Niamey is more low-key than most African capital these days, in that the country is still too poor to have enough cars to clog it with smog and traffic. Not to say that driving wasn’t adventurous. My taxi-man of choice for the week, Moussa, was constantly yelling out his window (the Nigerien equivalent of leaning on the horn) at trucks, bikes, motos, cars, pedestrians, dogs, camels, sheep, goats, donkeys, herds of cattle, etc that moved willy-nilly about the town. There were cops at most of the intersections to direct traffic, but it was the hot season, so they spent most of the day watching the chaos from underneath a shady tree.

The hotel where I stayed was the only four star hotel in all of Niger, having a swimming pool, exotic flowers, and a jazz band that played on the terrace overlooking the busy John F. Kennedy Memorial Bridge. Disorientingly incongruous with the world outside.

I don’t really have much in the way of fun stories to tell. I spent most of my time in meetings. I did do some shopping in the famous silver markets, visit the Grand Mosque, and pick up few West African specials for my fellow Burkina Peace Corps volunteers (including a kilo of peanut flavored beef jerky, which made for an amusing interaction with the drug sniffing dogs back at Dulles.) But that’s about it.

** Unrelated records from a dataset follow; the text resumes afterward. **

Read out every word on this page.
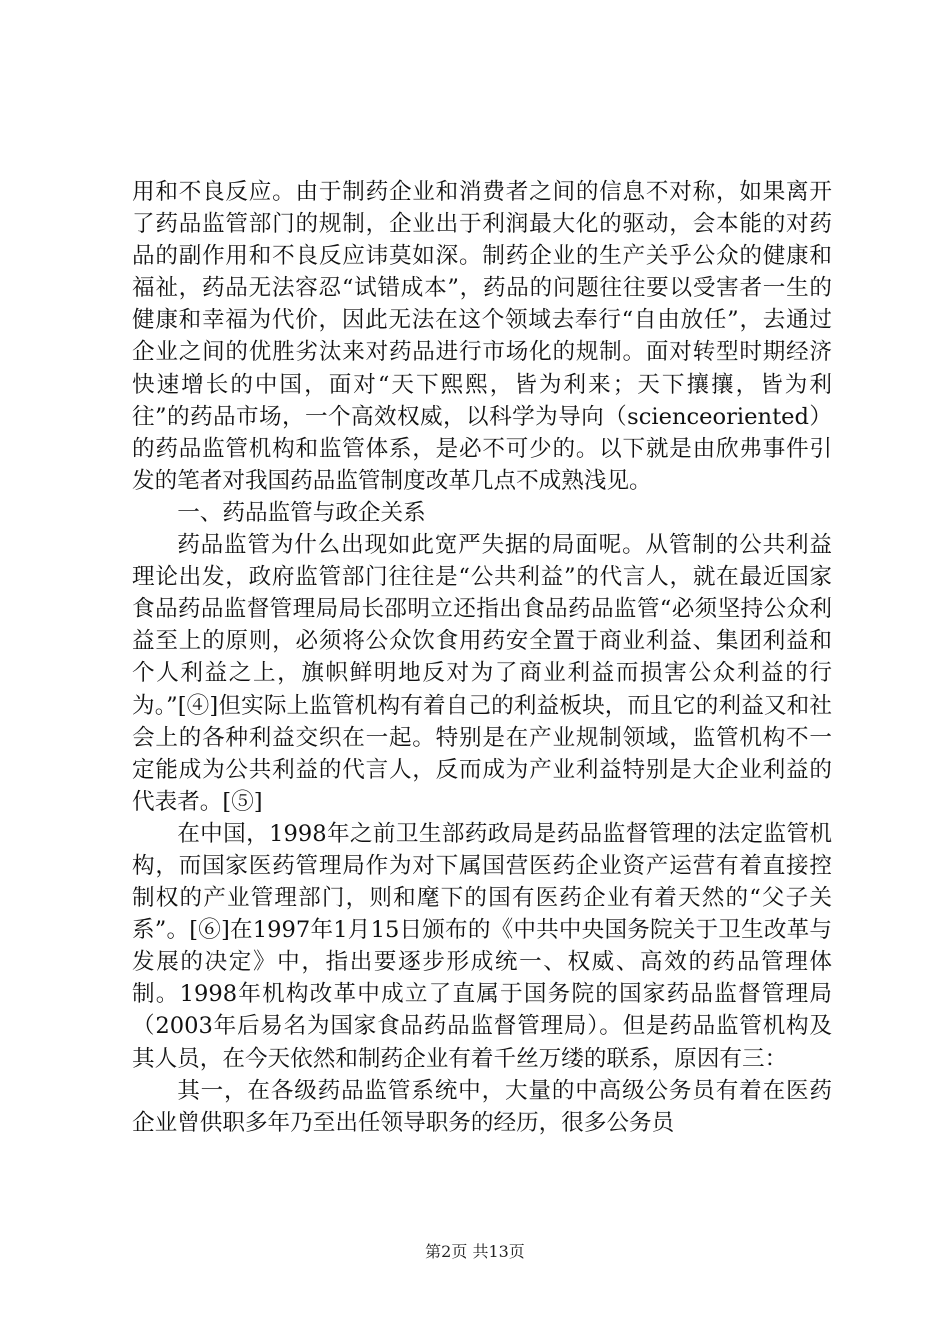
用和不良反应。由于制药企业和消费者之间的信息不对称，如果离开了药品监管部门的规制，企业出于利润最大化的驱动，会本能的对药品的副作用和不良反应讳莫如深。制药企业的生产关乎公众的健康和福祉，药品无法容忍“试错成本”，药品的问题往往要以受害者一生的健康和幸福为代价，因此无法在这个领域去奉行“自由放任”，去通过企业之间的优胜劣汰来对药品进行市场化的规制。面对转型时期经济快速增长的中国，面对“天下熙熙，皆为利来；天下攘攘，皆为利往”的药品市场，一个高效权威，以科学为导向（scienceoriented）的药品监管机构和监管体系，是必不可少的。以下就是由欣弗事件引发的笔者对我国药品监管制度改革几点不成熟浅见。

一、药品监管与政企关系

药品监管为什么出现如此宽严失据的局面呢。从管制的公共利益理论出发，政府监管部门往往是“公共利益”的代言人，就在最近国家食品药品监督管理局局长邵明立还指出食品药品监管“必须坚持公众利益至上的原则，必须将公众饮食用药安全置于商业利益、集团利益和个人利益之上，旗帜鲜明地反对为了商业利益而损害公众利益的行为。”[④]但实际上监管机构有着自己的利益板块，而且它的利益又和社会上的各种利益交织在一起。特别是在产业规制领域，监管机构不一定能成为公共利益的代言人，反而成为产业利益特别是大企业利益的代表者。[⑤]

在中国，1998年之前卫生部药政局是药品监督管理的法定监管机构，而国家医药管理局作为对下属国营医药企业资产运营有着直接控制权的产业管理部门，则和麾下的国有医药企业有着天然的“父子关系”。[⑥]在1997年1月15日颁布的《中共中央国务院关于卫生改革与发展的决定》中，指出要逐步形成统一、权威、高效的药品管理体制。1998年机构改革中成立了直属于国务院的国家药品监督管理局（2003年后易名为国家食品药品监督管理局）。但是药品监管机构及其人员，在今天依然和制药企业有着千丝万缕的联系，原因有三：

其一，在各级药品监管系统中，大量的中高级公务员有着在医药企业曾供职多年乃至出任领导职务的经历，很多公务员

第2页 共13页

The only vaguely interesting story I have was buying West African beer to bring back for my RPCV friends. Beer is a little tough to find in a Muslim country like Niger, but I have a good instinct for these sorts of things. So I go into the marquis, with Moussa waiting in the car like I am off to score an eight-ball of coke, and ask the kid behind the bar for four bottle of beer. I tell him that I need to pay for the bottles as well as I am taking them back to the States. (In West Africa, you can’t take the bottles out of the bars because they are recycled. Not in the melted and re-made we do it here. As in taken, (theoretically) washed, refilled and re-capped.) Kid thinks that is the funniest thing he has ever heard. No, serious, I need to pay for the bottles. When he finally figures out that I actually do plan on bringing these four bottles of beer to the United States of America, he gets really excited. He calls his friend over to tell him. And I recognize the language they are speaking as Morre (of course it is the Burkinabe selling beer). I look at them and say, “Eiya! Bwen taara fo? Nassara wunda Morre! Maam ya Mossi. Maam yuur la Ouedraogo Mariam. Maam yiita Yako!” (which is basically all the Morre I could speak even if you held a gun to my head, and means “Hey! What’s wrong with you? White people understand Morre! I am Mossi. My name is Mariam Ouedraogo (typical Burkinabe name). I am from Yako!”) Kid literally fell off his bar stool. Now he was convinced that I was some sort of weird mythical creature. He was still staring at me slack-jawed when I picked up my sachet of beer and jumped into Moussa’s waiting car.